/pytorch-hed

Primary LanguageJupyter NotebookMIT LicenseMIT

hed_pytorch

Pytorch implementation of Holistically-nested Edge Detection (HED). This repo can be used to train a HED model and perform test inference. The implementation was evaluated on the BSDS dataset.

Prerequisites

I use docker to avoid dependency problems.
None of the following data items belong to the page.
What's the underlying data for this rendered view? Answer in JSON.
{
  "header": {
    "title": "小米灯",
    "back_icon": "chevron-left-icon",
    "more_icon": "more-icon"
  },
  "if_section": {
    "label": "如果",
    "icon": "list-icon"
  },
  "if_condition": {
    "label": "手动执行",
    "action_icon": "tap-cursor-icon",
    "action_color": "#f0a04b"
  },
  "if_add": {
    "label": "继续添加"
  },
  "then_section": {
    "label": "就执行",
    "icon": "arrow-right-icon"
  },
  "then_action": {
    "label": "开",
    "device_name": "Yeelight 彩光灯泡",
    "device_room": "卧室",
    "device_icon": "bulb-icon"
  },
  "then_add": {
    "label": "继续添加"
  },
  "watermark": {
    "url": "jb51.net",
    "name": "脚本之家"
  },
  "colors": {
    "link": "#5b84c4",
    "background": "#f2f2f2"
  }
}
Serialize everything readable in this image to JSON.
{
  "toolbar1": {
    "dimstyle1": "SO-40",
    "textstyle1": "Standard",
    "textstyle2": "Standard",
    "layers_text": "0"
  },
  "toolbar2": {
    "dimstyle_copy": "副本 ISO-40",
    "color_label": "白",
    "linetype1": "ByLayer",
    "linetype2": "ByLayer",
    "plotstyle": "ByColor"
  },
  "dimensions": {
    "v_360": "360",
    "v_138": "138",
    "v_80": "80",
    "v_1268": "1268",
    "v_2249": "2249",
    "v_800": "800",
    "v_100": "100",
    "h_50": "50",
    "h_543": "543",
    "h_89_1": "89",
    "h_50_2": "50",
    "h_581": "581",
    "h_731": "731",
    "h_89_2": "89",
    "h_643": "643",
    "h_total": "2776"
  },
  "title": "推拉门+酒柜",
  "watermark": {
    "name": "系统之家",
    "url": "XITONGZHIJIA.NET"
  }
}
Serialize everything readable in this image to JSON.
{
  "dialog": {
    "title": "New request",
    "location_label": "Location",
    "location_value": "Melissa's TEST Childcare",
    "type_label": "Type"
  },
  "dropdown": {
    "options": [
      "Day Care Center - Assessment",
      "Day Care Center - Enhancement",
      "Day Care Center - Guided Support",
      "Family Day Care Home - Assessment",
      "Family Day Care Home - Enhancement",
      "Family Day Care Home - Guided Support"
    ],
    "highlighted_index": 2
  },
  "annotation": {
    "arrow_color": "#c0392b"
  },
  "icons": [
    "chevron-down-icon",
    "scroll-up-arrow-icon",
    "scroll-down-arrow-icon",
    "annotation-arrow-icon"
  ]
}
Installation instructions for my setup are available here.

Usage

  • Download repository:
    $ git clone https://github.com/buntyke/pytorch-hed.git
    
  • Create data folder, download and extract BSDS dataset into folder:
    $ cd pytorch-hed/
    $ mkdir data; cd data
    $ wget http://vcl.ucsd.edu/hed/HED-BSDS.tar
    $ tar -xvf HED-BSDS.tar
    $ rm HED-BSDS.tar
    $ cd HED-BSDS/
    $ head -n 10 train_pair.lst > val_pair.lst
    $ cd ../../
    
  • Download the VGG pretrained model to initialize training
    $ mkdir model; cd model/
    $ wget https://download.pytorch.org/models/vgg16-397923af.pth
    $ mv vgg16-397923af.pth vgg16.pth
    $ cd ..
    
  • Train HED model by running train.py or train.ipynb notebook following the instructions:
    $ python train.py 
    
    The trained model along with validation results are stored in the train folder.

Performance

Files

  • train.ipynb: Notebook to train HED model.
  • trainer.py: Helper class to train model and perform validation.
  • model.py: HED model definition given through several class implementations.
  • dataproc.py: Dataset class implementation used in Trainer class.

Acknowledgement

The source code is derived from three different implementations available online. Thanks to @s9xie for original caffe implementation. Thanks to @EliasVansteenkiste, @xlliu, @BinWang-shu for the pytorch implementations.